1. According to the theory of Christian origins which was in vogue in Germany in the late nineteenth century (often referred to as the Tübingen school of New Testament criticism), The New Testament documents indicate the existence of antithetical tendencies: the “Petrine” or Judaistic Christianity, and the “Pauline” or Gentile Christianity. The “Pauline” movement, according to this theory, had more in common with Greek philosophy and Greek mystery religions than it did with the Judaism of the “Petrine” faction. These two conflicting movements within the Church were eventually brought into a synthesis or compromise. Different parts of the New Testament were assigned to the Petrine element, the Pauline element, and the later synthesis. It was in the interests of this general theory of the New Testament for scholars to magnify the Gentile character of the “Pauline” portions especially, and John’s Gospel was assigned to the later synthesis.

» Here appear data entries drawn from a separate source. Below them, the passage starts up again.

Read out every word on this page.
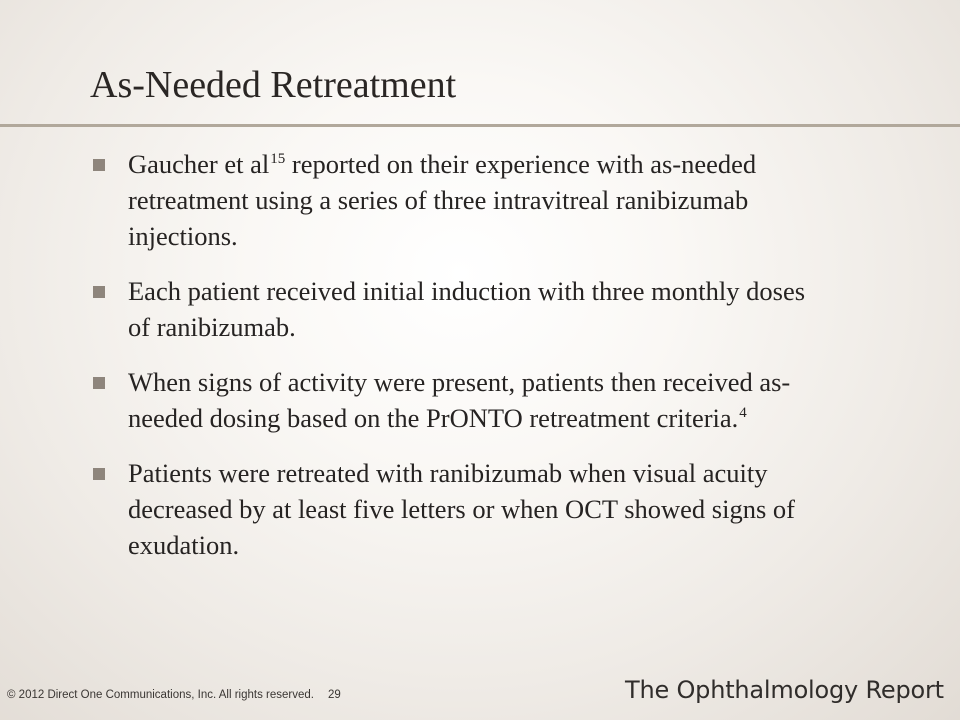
As-Needed Retreatment
Gaucher et al$^{15}$ reported on their experience with as-needed retreatment using a series of three intravitreal ranibizumab injections.
Each patient received initial induction with three monthly doses of ranibizumab.
When signs of activity were present, patients then received as-needed dosing based on the PrONTO retreatment criteria.$^4$
Patients were retreated with ranibizumab when visual acuity decreased by at least five letters or when OCT showed signs of exudation.
© 2012 Direct One Communications, Inc. All rights reserved. 29	The Ophthalmology Report
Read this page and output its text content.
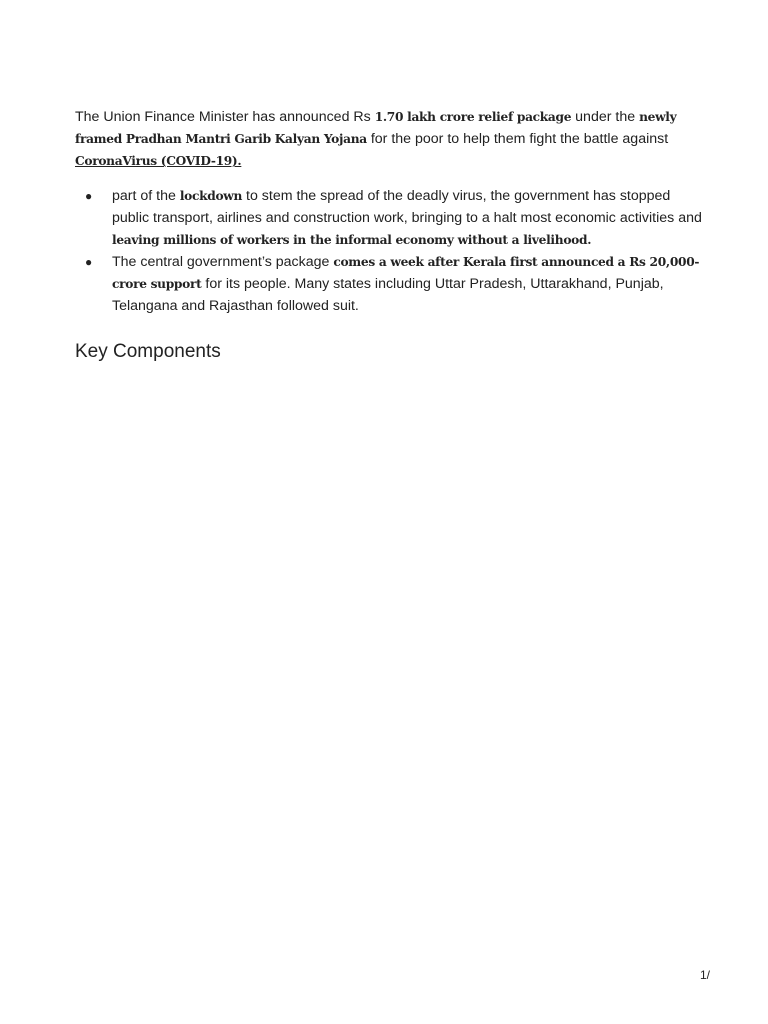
The Union Finance Minister has announced Rs 1.70 lakh crore relief package under the newly framed Pradhan Mantri Garib Kalyan Yojana for the poor to help them fight the battle against CoronaVirus (COVID-19).

● part of the lockdown to stem the spread of the deadly virus, the government has stopped public transport, airlines and construction work, bringing to a halt most economic activities and leaving millions of workers in the informal economy without a livelihood.
● The central government’s package comes a week after Kerala first announced a Rs 20,000-crore support for its people. Many states including Uttar Pradesh, Uttarakhand, Punjab, Telangana and Rajasthan followed suit.
Key Components
1/
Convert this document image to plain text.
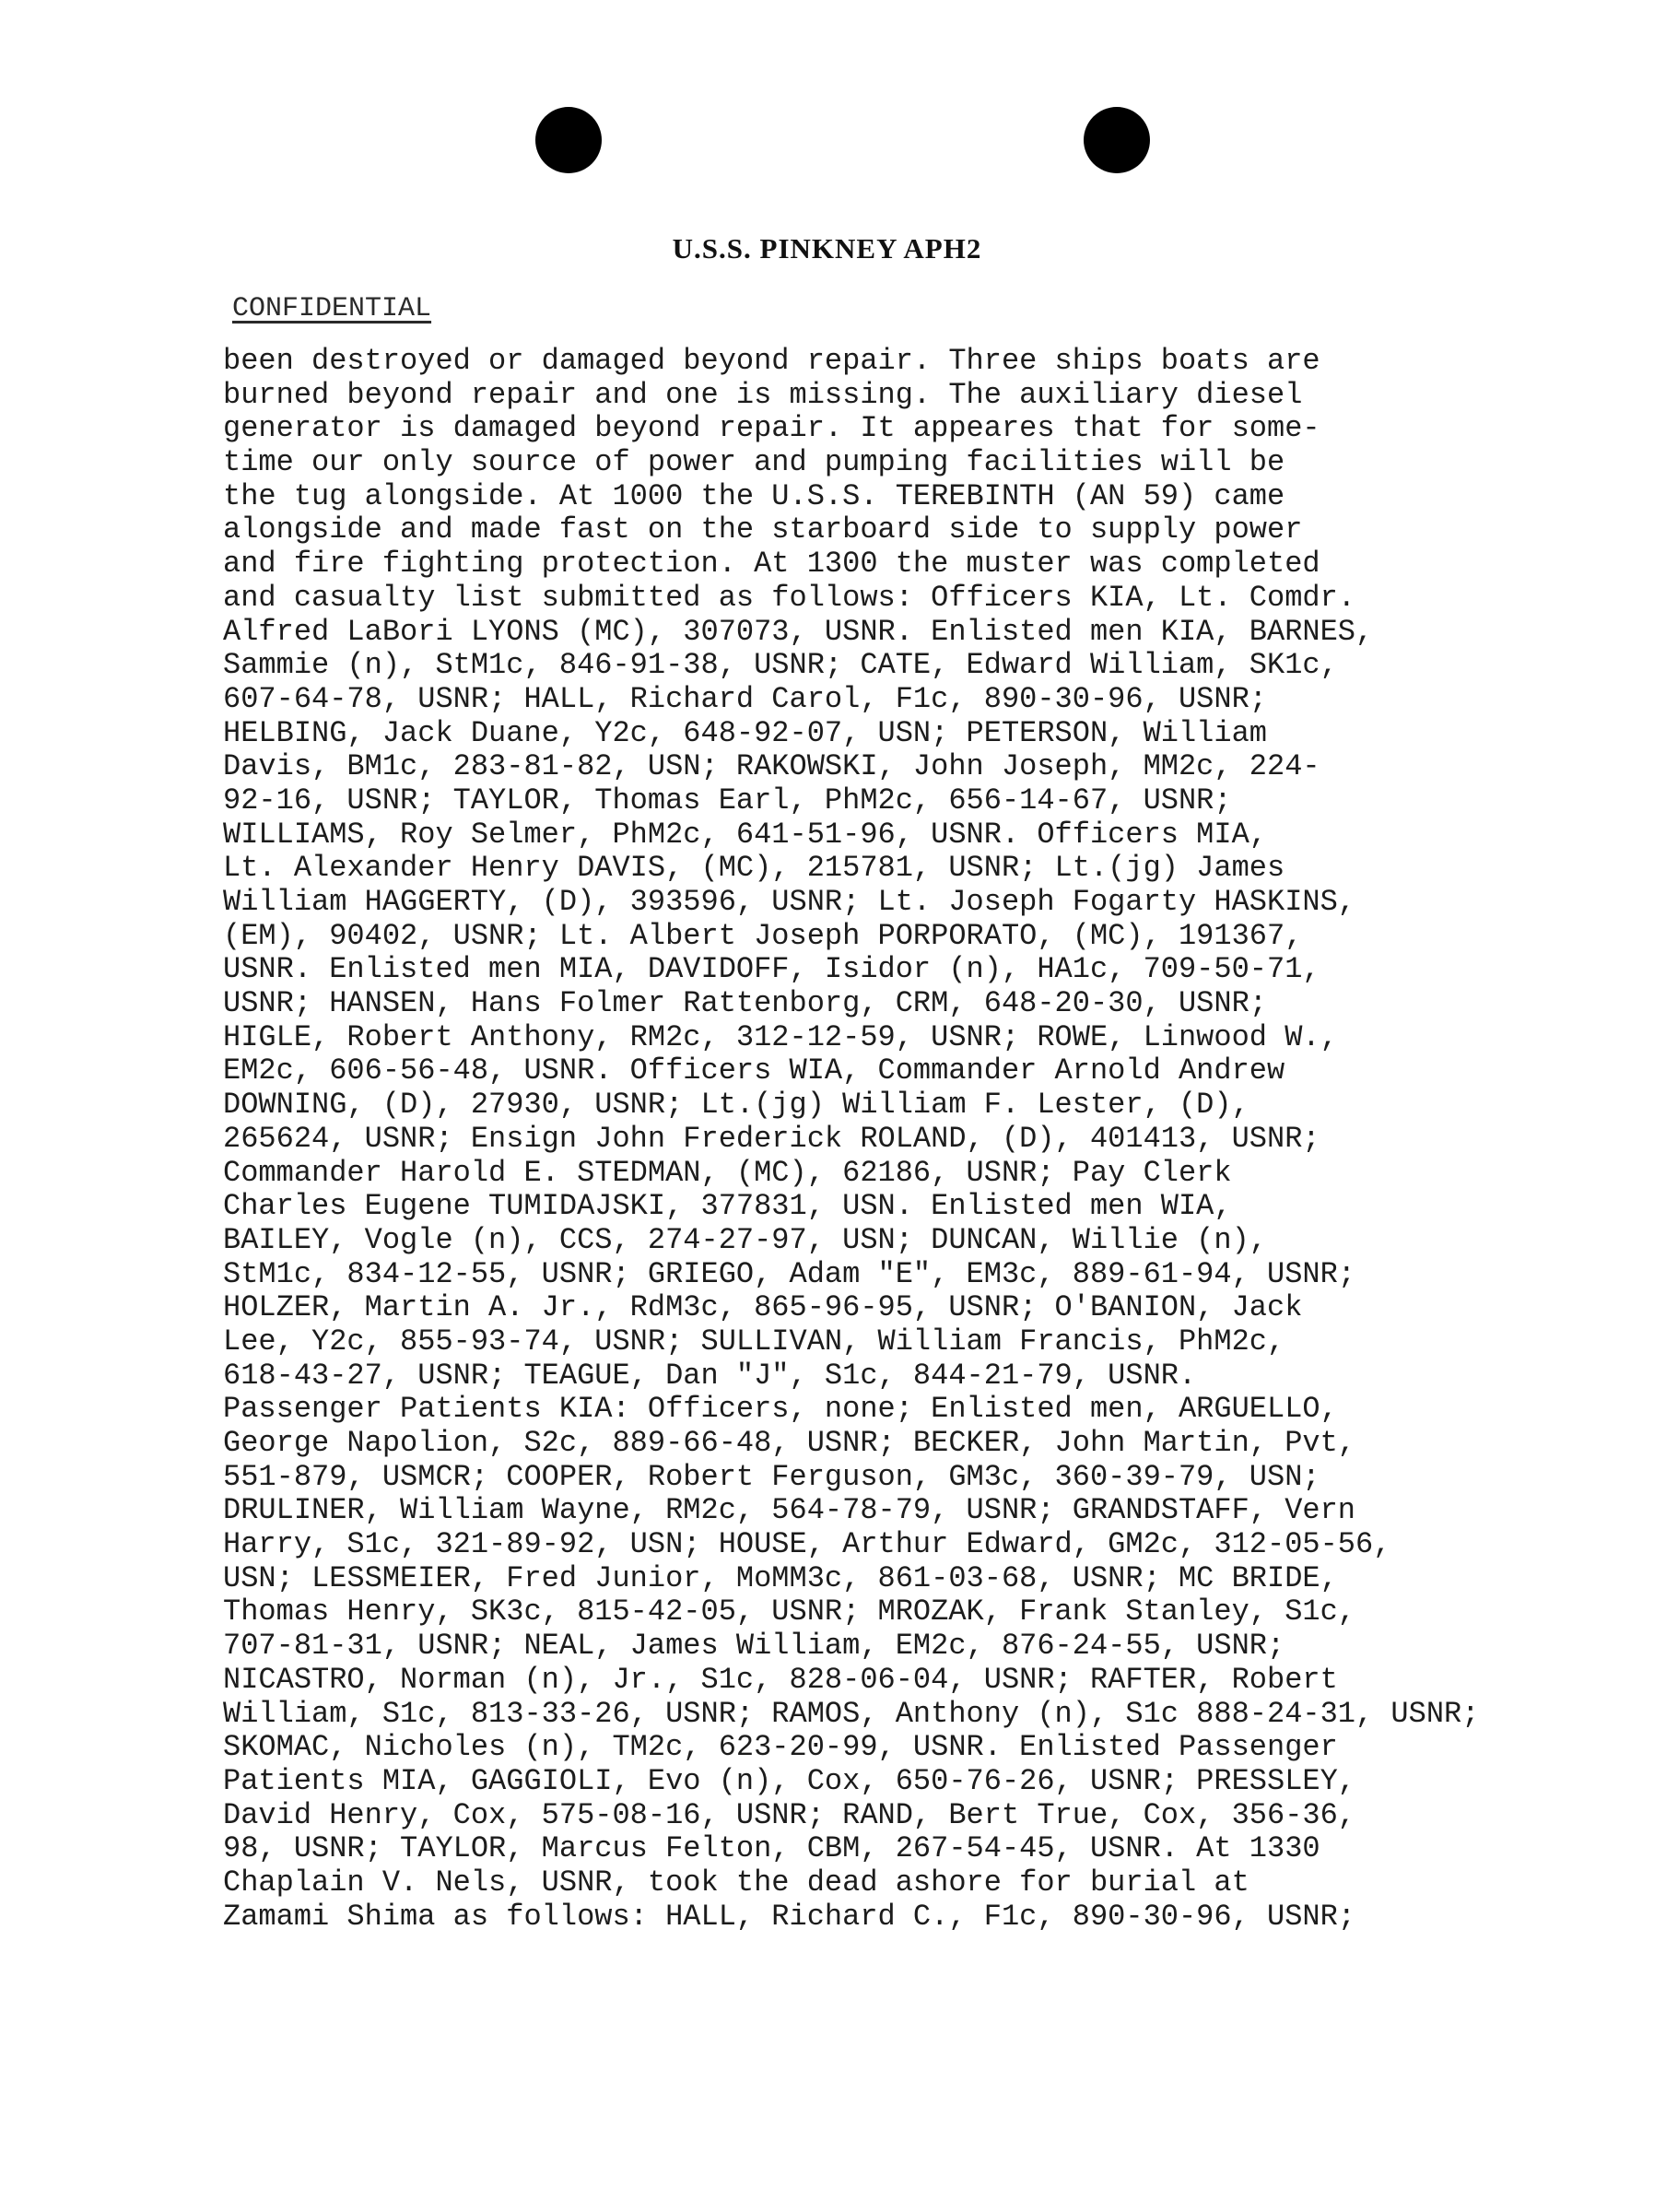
U.S.S. PINKNEY APH2
CONFIDENTIAL
been destroyed or damaged beyond repair. Three ships boats are
burned beyond repair and one is missing. The auxiliary diesel
generator is damaged beyond repair. It appeares that for some-
time our only source of power and pumping facilities will be
the tug alongside. At 1000 the U.S.S. TEREBINTH (AN 59) came
alongside and made fast on the starboard side to supply power
and fire fighting protection. At 1300 the muster was completed
and casualty list submitted as follows: Officers KIA, Lt. Comdr.
Alfred LaBori LYONS (MC), 307073, USNR. Enlisted men KIA, BARNES,
Sammie (n), StM1c, 846-91-38, USNR; CATE, Edward William, SK1c,
607-64-78, USNR; HALL, Richard Carol, F1c, 890-30-96, USNR;
HELBING, Jack Duane, Y2c, 648-92-07, USN; PETERSON, William
Davis, BM1c, 283-81-82, USN; RAKOWSKI, John Joseph, MM2c, 224-
92-16, USNR; TAYLOR, Thomas Earl, PhM2c, 656-14-67, USNR;
WILLIAMS, Roy Selmer, PhM2c, 641-51-96, USNR. Officers MIA,
Lt. Alexander Henry DAVIS, (MC), 215781, USNR; Lt.(jg) James
William HAGGERTY, (D), 393596, USNR; Lt. Joseph Fogarty HASKINS,
(EM), 90402, USNR; Lt. Albert Joseph PORPORATO, (MC), 191367,
USNR. Enlisted men MIA, DAVIDOFF, Isidor (n), HA1c, 709-50-71,
USNR; HANSEN, Hans Folmer Rattenborg, CRM, 648-20-30, USNR;
HIGLE, Robert Anthony, RM2c, 312-12-59, USNR; ROWE, Linwood W.,
EM2c, 606-56-48, USNR. Officers WIA, Commander Arnold Andrew
DOWNING, (D), 27930, USNR; Lt.(jg) William F. Lester, (D),
265624, USNR; Ensign John Frederick ROLAND, (D), 401413, USNR;
Commander Harold E. STEDMAN, (MC), 62186, USNR; Pay Clerk
Charles Eugene TUMIDAJSKI, 377831, USN. Enlisted men WIA,
BAILEY, Vogle (n), CCS, 274-27-97, USN; DUNCAN, Willie (n),
StM1c, 834-12-55, USNR; GRIEGO, Adam "E", EM3c, 889-61-94, USNR;
HOLZER, Martin A. Jr., RdM3c, 865-96-95, USNR; O'BANION, Jack
Lee, Y2c, 855-93-74, USNR; SULLIVAN, William Francis, PhM2c,
618-43-27, USNR; TEAGUE, Dan "J", S1c, 844-21-79, USNR.
Passenger Patients KIA: Officers, none; Enlisted men, ARGUELLO,
George Napolion, S2c, 889-66-48, USNR; BECKER, John Martin, Pvt,
551-879, USMCR; COOPER, Robert Ferguson, GM3c, 360-39-79, USN;
DRULINER, William Wayne, RM2c, 564-78-79, USNR; GRANDSTAFF, Vern
Harry, S1c, 321-89-92, USN; HOUSE, Arthur Edward, GM2c, 312-05-56,
USN; LESSMEIER, Fred Junior, MoMM3c, 861-03-68, USNR; MC BRIDE,
Thomas Henry, SK3c, 815-42-05, USNR; MROZAK, Frank Stanley, S1c,
707-81-31, USNR; NEAL, James William, EM2c, 876-24-55, USNR;
NICASTRO, Norman (n), Jr., S1c, 828-06-04, USNR; RAFTER, Robert
William, S1c, 813-33-26, USNR; RAMOS, Anthony (n), S1c 888-24-31, USNR;
SKOMAC, Nicholes (n), TM2c, 623-20-99, USNR. Enlisted Passenger
Patients MIA, GAGGIOLI, Evo (n), Cox, 650-76-26, USNR; PRESSLEY,
David Henry, Cox, 575-08-16, USNR; RAND, Bert True, Cox, 356-36,
98, USNR; TAYLOR, Marcus Felton, CBM, 267-54-45, USNR. At 1330
Chaplain V. Nels, USNR, took the dead ashore for burial at
Zamami Shima as follows: HALL, Richard C., F1c, 890-30-96, USNR;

2.It should be noted that Lightfoot says his remarks here are from a previously unpublished lecture which “originally formed one of a series connected with Christian evidences, and delivered in St. George’s Hall in 1871.” Because the lecture was not published at that time, he notes, “a rumor got abroad ... that I did not allow the lecture to be published because I was dissatisfied with it,” but he informs the reader that “The present publication of the lecture is my answer to this rumor. I give it after eighteen years exactly in the same form in which it was originally written, with the exception of a few verbal alterations. Looking over it again after this long lapse of time, I have nothing to withdraw.” Sadly, the pressure upon scholars everywhere to conform their views to the latest opinions and theories held by higher critics in Germany was such that it was necessary for Lightfoot to make such a statement.

3.Light from the Ancient East: The New Testament Illustrated by Recently Discovered Texts of the Graeco-Roman World, by Adolf Deissmann. Translated by Lionel R.M. Strachan. 2nd edition, translated from the fourth German edition of 1922. (New York: Harper & Brothers, 1927), p. 131.

4.ibid, p. 132.

5.ibid, p. 141.

6.James Hope Moulton, “New Testament Greek in the Light of Modern Discovery,” in Essays on Some Biblical Questions of the Day by Members of the University of Cambridge edited by H.B. Sweete (London: Macmillan, 1909), reprinted in The Language of the New Testament: Classic Essays edited by Stanley E. Porter (Sheffield: JSOT Press, 1991), p. 81.

7. “New Testament Semitisms,” The Bible Translator 39/2 (April 1988), pp. 215-223.

8. Jan de Waard and Eugene Nida, From One Language to Another: Functional Equivalence in Bible Translating (Nashville: Thomas Nelson, 1986), p. 92.